血を運ぶ聖像
雨の大通りを、泣く聖女像が進んでいた。
石の頬から落ちる赤い雫を病人が舐めると、傷が閉じる。司教は壇上から「聖女の血だ」と叫び、一滴ごとに献金を受け取っていた。
担ぎ手ペルノは、肩に食い込む棒の先が釘になっていることを知っていた。聖女像は奇跡を起こすたび、四本の担ぎ棒から同量の血を吸う。豪華な垂れ幕の内側には、鎖で固定された囚人が一人ずつ隠されていた。
今朝、その一人に妹ティアネが選ばれた。
彼女は献金箱からパンを盗んだだけだった。
行列が貴族街へ曲がる角で、ペルノは幕を裂いた。青ざめた妹の肩から釘を抜き、他の囚人の鎖も切る。
「止めろ!」と司祭たちが叫ぶ。
ペルノは四本の棒を縄で束ね、自分の背へ担いだ。
像は一人では持ち上がらない重さのはずだった。だが彼は膝を震わせながら立ち、行列を反対へ向けた。献金を払えず封鎖された病人街へ。

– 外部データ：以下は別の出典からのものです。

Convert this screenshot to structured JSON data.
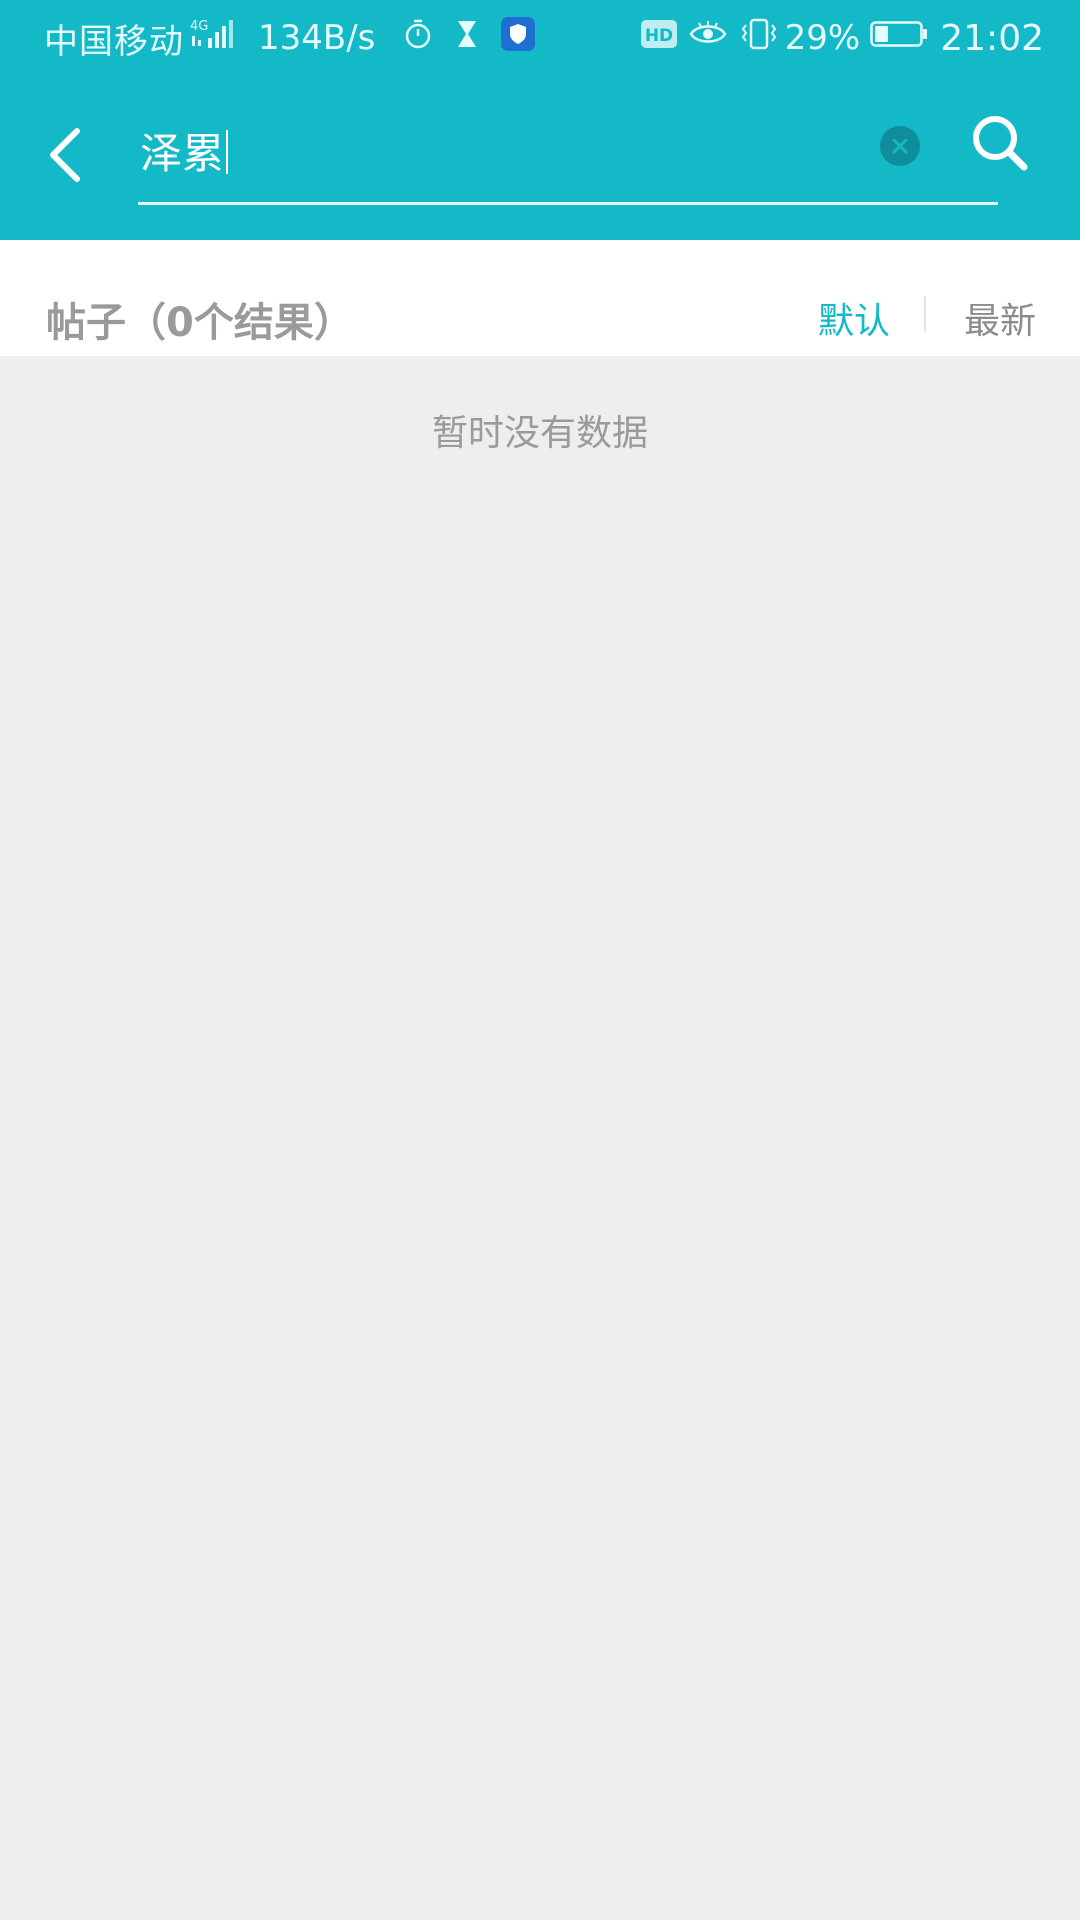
{
  "status_bar": {
    "carrier": "中国移动",
    "network": "4G",
    "speed": "134B/s",
    "battery_percent": "29%",
    "time": "21:02",
    "hd_badge": "HD",
    "icons": [
      "signal-icon",
      "timer-icon",
      "hourglass-icon",
      "shield-app-icon",
      "hd-icon",
      "eye-icon",
      "vibrate-icon",
      "battery-icon"
    ]
  },
  "search": {
    "value": "泽累",
    "clear_icon": "clear-icon",
    "search_icon": "search-icon",
    "back_icon": "back-arrow-icon"
  },
  "results": {
    "title": "帖子（0个结果）",
    "sort_default": "默认",
    "sort_latest": "最新",
    "active_sort": "默认"
  },
  "empty_state": {
    "message": "暂时没有数据"
  },
  "colors": {
    "header": "#14b9c7",
    "accent": "#14b9c7",
    "background": "#eeeeee",
    "muted_text": "#9a9a9a"
  }
}
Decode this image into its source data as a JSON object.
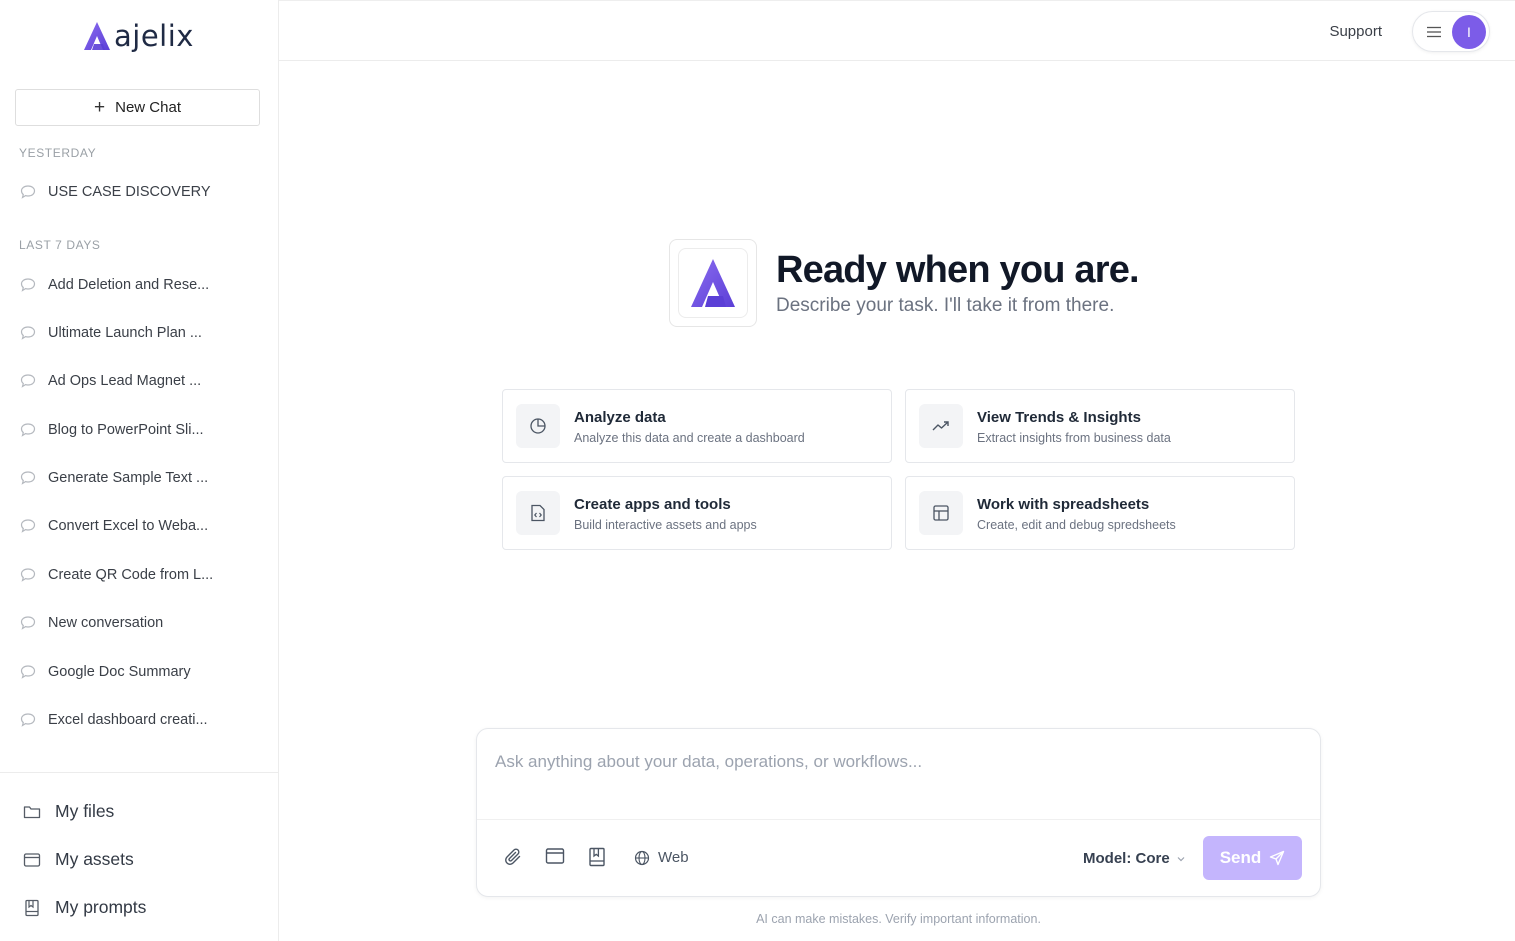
{
  "brand": {
    "name": "ajelix",
    "accent": "#7c5ce8"
  },
  "sidebar": {
    "new_chat_label": "New Chat",
    "sections": [
      {
        "label": "YESTERDAY",
        "items": [
          "USE CASE DISCOVERY"
        ]
      },
      {
        "label": "LAST 7 DAYS",
        "items": [
          "Add Deletion and Rese...",
          "Ultimate Launch Plan ...",
          "Ad Ops Lead Magnet ...",
          "Blog to PowerPoint Sli...",
          "Generate Sample Text ...",
          "Convert Excel to Weba...",
          "Create QR Code from L...",
          "New conversation",
          "Google Doc Summary",
          "Excel dashboard creati..."
        ]
      }
    ],
    "footer": [
      {
        "label": "My files",
        "icon": "folder-icon"
      },
      {
        "label": "My assets",
        "icon": "window-icon"
      },
      {
        "label": "My prompts",
        "icon": "bookmark-book-icon"
      }
    ]
  },
  "topbar": {
    "support_label": "Support",
    "avatar_initial": "I"
  },
  "hero": {
    "title": "Ready when you are.",
    "subtitle": "Describe your task. I'll take it from there."
  },
  "cards": [
    {
      "title": "Analyze data",
      "subtitle": "Analyze this data and create a dashboard",
      "icon": "pie-chart-icon"
    },
    {
      "title": "View Trends & Insights",
      "subtitle": "Extract insights from business data",
      "icon": "trending-up-icon"
    },
    {
      "title": "Create apps and tools",
      "subtitle": "Build interactive assets and apps",
      "icon": "code-file-icon"
    },
    {
      "title": "Work with spreadsheets",
      "subtitle": "Create, edit and debug spredsheets",
      "icon": "table-icon"
    }
  ],
  "composer": {
    "placeholder": "Ask anything about your data, operations, or workflows...",
    "web_label": "Web",
    "model_label": "Model: Core",
    "send_label": "Send"
  },
  "disclaimer": "AI can make mistakes. Verify important information."
}
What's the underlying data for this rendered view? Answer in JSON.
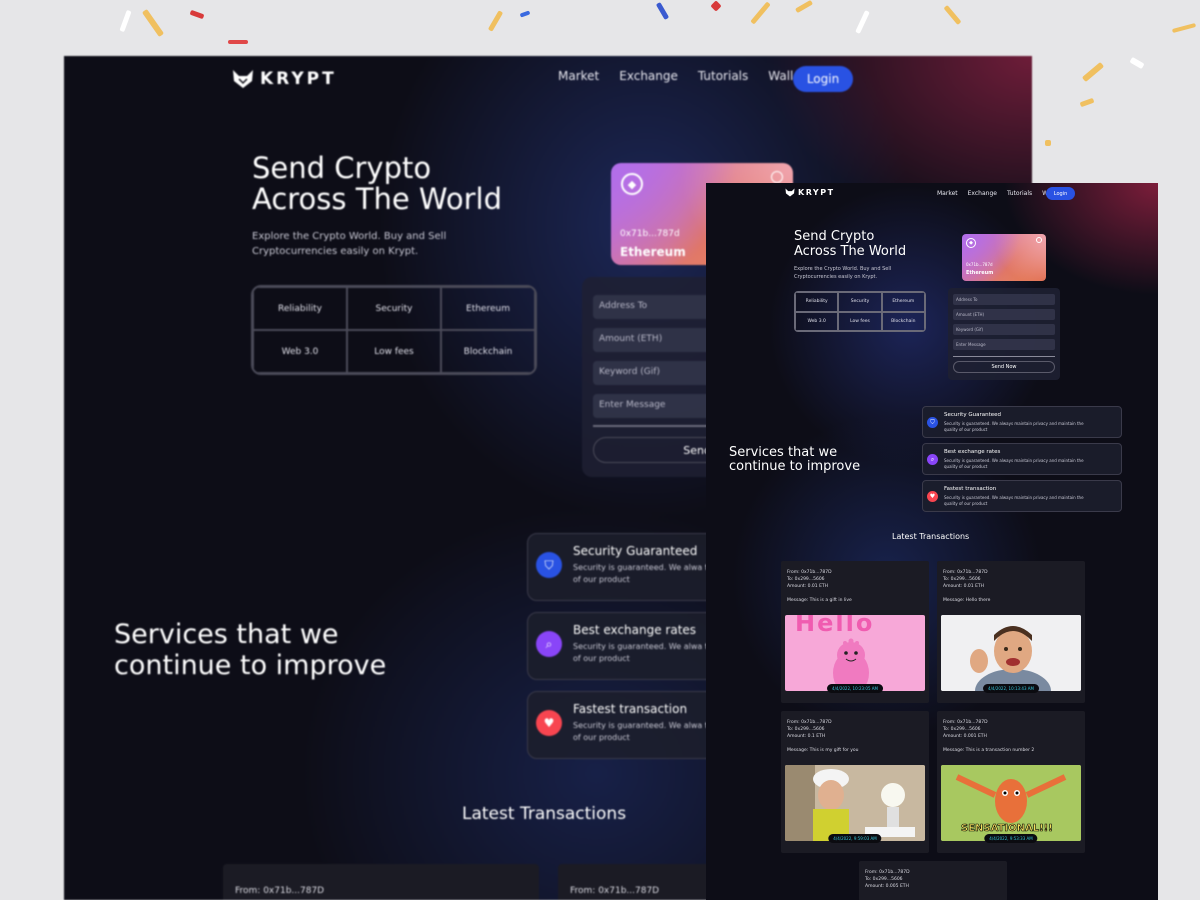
{
  "brand": {
    "name": "KRYPT"
  },
  "nav": {
    "links": [
      "Market",
      "Exchange",
      "Tutorials",
      "Wallets"
    ],
    "login_label": "Login"
  },
  "hero": {
    "title_line1": "Send Crypto",
    "title_line2": "Across The World",
    "subtitle": "Explore the Crypto World. Buy and Sell Cryptocurrencies easily on Krypt.",
    "features": [
      "Reliability",
      "Security",
      "Ethereum",
      "Web 3.0",
      "Low fees",
      "Blockchain"
    ]
  },
  "eth_card": {
    "address": "0x71b...787d",
    "network": "Ethereum",
    "icon": "ethereum-icon"
  },
  "send_form": {
    "address_placeholder": "Address To",
    "amount_placeholder": "Amount (ETH)",
    "keyword_placeholder": "Keyword (Gif)",
    "message_placeholder": "Enter Message",
    "send_label": "Send Now",
    "send_label_back": "Send N"
  },
  "services": {
    "title_line1": "Services that we",
    "title_line2": "continue to improve",
    "items": [
      {
        "title": "Security Guaranteed",
        "desc": "Security is guaranteed. We always maintain privacy and maintain the quality of our product",
        "desc_back": "Security is guaranteed. We alwa the quality of our product",
        "color": "#2952e3",
        "icon": "shield-icon"
      },
      {
        "title": "Best exchange rates",
        "desc": "Security is guaranteed. We always maintain privacy and maintain the quality of our product",
        "desc_back": "Security is guaranteed. We alwa the quality of our product",
        "color": "#8945f8",
        "icon": "search-icon"
      },
      {
        "title": "Fastest transaction",
        "desc": "Security is guaranteed. We always maintain privacy and maintain the quality of our product",
        "desc_back": "Security is guaranteed. We alwa the quality of our product",
        "color": "#f84550",
        "icon": "heart-icon"
      }
    ]
  },
  "transactions": {
    "title": "Latest Transactions",
    "items": [
      {
        "from": "From: 0x71b...787D",
        "to": "To: 0x299...5606",
        "amount": "Amount: 0.01 ETH",
        "message": "Message: This is a gift in live",
        "time": "4/4/2022, 10:23:05 AM",
        "gif_text": "Hello"
      },
      {
        "from": "From: 0x71b...787D",
        "to": "To: 0x299...5606",
        "amount": "Amount: 0.01 ETH",
        "message": "Message: Hello there",
        "time": "4/4/2022, 10:13:43 AM",
        "gif_text": ""
      },
      {
        "from": "From: 0x71b...787D",
        "to": "To: 0x299...5606",
        "amount": "Amount: 0.1 ETH",
        "message": "Message: This is my gift for you",
        "time": "4/4/2022, 9:59:03 AM",
        "gif_text": ""
      },
      {
        "from": "From: 0x71b...787D",
        "to": "To: 0x299...5606",
        "amount": "Amount: 0.001 ETH",
        "message": "Message: This is a transaction number 2",
        "time": "4/4/2022, 9:53:33 AM",
        "gif_text": "SENSATIONAL!!!"
      },
      {
        "from": "From: 0x71b...787D",
        "to": "To: 0x299...5606",
        "amount": "Amount: 0.005 ETH"
      }
    ],
    "back_from": "From: 0x71b...787D"
  },
  "colors": {
    "accent": "#2952e3",
    "background": "#0d0d17",
    "timestamp": "#37c7da"
  }
}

最初の角を曲がると、石の頬から血が流れた。道端の兵士がそれを傷へ塗り、千切れた肉がつながる。
同じ量が、ペルノの肩から吸われた。
二人目、三人目。像が泣くたび、彼の唇から色が消える。雨水へ落ちる足跡が赤くなる。
司教は馬で追いつき、「奇跡を盗む者は異端だ」と宣告した。
ペルノは笑った。
「なら、幕を上げて聖女の顔を見せてください」
ティアネと囚人たちが行列の後ろで、破れた垂れ幕と血まみれの拘束具を掲げていた。群衆の怒号が司教の説教を飲み込む。
それでも病人は道の先に続く。
ペルノは歩いた。目が霞み、指が冷え、心臓が空の桶を叩くような音を立てる。最後に、熱で動かない子どもの前へ像を下ろした。
赤い一滴が子どもの唇へ落ちた。
子どもが息を吸う。
同時にペルノの身体から、最後の赤が抜けた。
像を支えきれず、石畳へ落とす。台座が割れ、中から血を吸い上げる銀管と、歴代の囚人名を刻んだ骨札が散った。
群衆が司教を取り囲む。
ティアネは兄を抱き起こした。彼の身体は軽く、冷たく、磨いた石灰のように真っ白だった。唇にも瞼にも、一滴の色さえない。
聖女像はもう泣かなかった。
代わりに雨の中で、血を失った兄の白い顔だけが、教会の奇跡が何でできていたかを語っていた。